On the value of college students studying abroad, Mark Salisbury, director of Institutional Research and Assessment at Augustana College in Illinois, remarked in “Studying abroad: Is it really worth it?” on NPR August 9, 2012, “Many times it reshapes the way they think about their own career plan, and they take a more reflective turn on the role that they’re going to play in the world as it relates to their career plans. And oftentimes, you talk to people who studied abroad 50 years ago, and they will tell you that that was the most powerful experience that they had.”
Need to know #4: Network
Make friends in as many disciplines as possible. “Network” is a business term that means developing and using contacts. Think of it like a web of friends and contacts stretching out in many directions that you can draw on for information, friendship, job tips, news about an industry, etc.

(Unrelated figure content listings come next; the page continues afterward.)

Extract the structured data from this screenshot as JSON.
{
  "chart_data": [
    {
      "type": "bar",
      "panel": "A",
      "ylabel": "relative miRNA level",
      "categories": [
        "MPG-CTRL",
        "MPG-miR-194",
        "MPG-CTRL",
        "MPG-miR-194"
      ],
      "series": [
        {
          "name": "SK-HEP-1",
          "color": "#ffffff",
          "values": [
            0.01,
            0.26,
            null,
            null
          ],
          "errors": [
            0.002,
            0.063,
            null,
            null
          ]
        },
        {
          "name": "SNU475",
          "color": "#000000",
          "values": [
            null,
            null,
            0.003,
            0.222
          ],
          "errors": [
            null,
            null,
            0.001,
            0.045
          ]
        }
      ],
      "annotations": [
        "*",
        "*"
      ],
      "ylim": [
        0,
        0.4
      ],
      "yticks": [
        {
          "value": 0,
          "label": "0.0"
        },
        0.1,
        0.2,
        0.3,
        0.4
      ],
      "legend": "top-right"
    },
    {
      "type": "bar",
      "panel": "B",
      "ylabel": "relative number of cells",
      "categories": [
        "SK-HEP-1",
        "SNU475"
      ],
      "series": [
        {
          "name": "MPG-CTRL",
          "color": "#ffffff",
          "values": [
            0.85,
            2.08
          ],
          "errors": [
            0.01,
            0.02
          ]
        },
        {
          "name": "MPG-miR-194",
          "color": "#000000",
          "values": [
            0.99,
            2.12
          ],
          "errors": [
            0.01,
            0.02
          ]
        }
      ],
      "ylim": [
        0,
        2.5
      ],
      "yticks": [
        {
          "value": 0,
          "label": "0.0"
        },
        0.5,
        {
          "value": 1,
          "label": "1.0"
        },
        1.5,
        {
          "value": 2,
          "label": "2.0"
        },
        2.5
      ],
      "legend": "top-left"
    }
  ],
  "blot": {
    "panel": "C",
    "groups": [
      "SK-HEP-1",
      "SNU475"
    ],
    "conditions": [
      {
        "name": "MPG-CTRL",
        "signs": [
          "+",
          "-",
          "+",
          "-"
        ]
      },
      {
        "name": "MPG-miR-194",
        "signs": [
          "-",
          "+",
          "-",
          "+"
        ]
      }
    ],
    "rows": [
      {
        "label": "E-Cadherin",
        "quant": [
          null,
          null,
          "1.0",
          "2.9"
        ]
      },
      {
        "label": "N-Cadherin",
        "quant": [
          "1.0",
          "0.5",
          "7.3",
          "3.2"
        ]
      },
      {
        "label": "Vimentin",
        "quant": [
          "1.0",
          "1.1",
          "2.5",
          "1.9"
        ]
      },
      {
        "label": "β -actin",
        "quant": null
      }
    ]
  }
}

Networking can’t start too early, and college is an excellent place to get to know people in many areas of interest. Get a sports buddy, a study buddy, a partner you do charitable donation or service work with, a few faculty members you connect with, a boss at your internship, a spiritual friend at your house of worship and many friends in the field of study you’re pursuing. Keep in touch for years to come.
As a writer for CollegeBoundNetwork suggested in “31 things you need to know about college:” “Make as many connections as possible. You’re going to meet a multitude of people during your college career; it’s a great time to build relationships and create a social and professional network. You never know when you’ll need help or a reference down the road.”
What can you add to the list of “things you need to know while still in college”?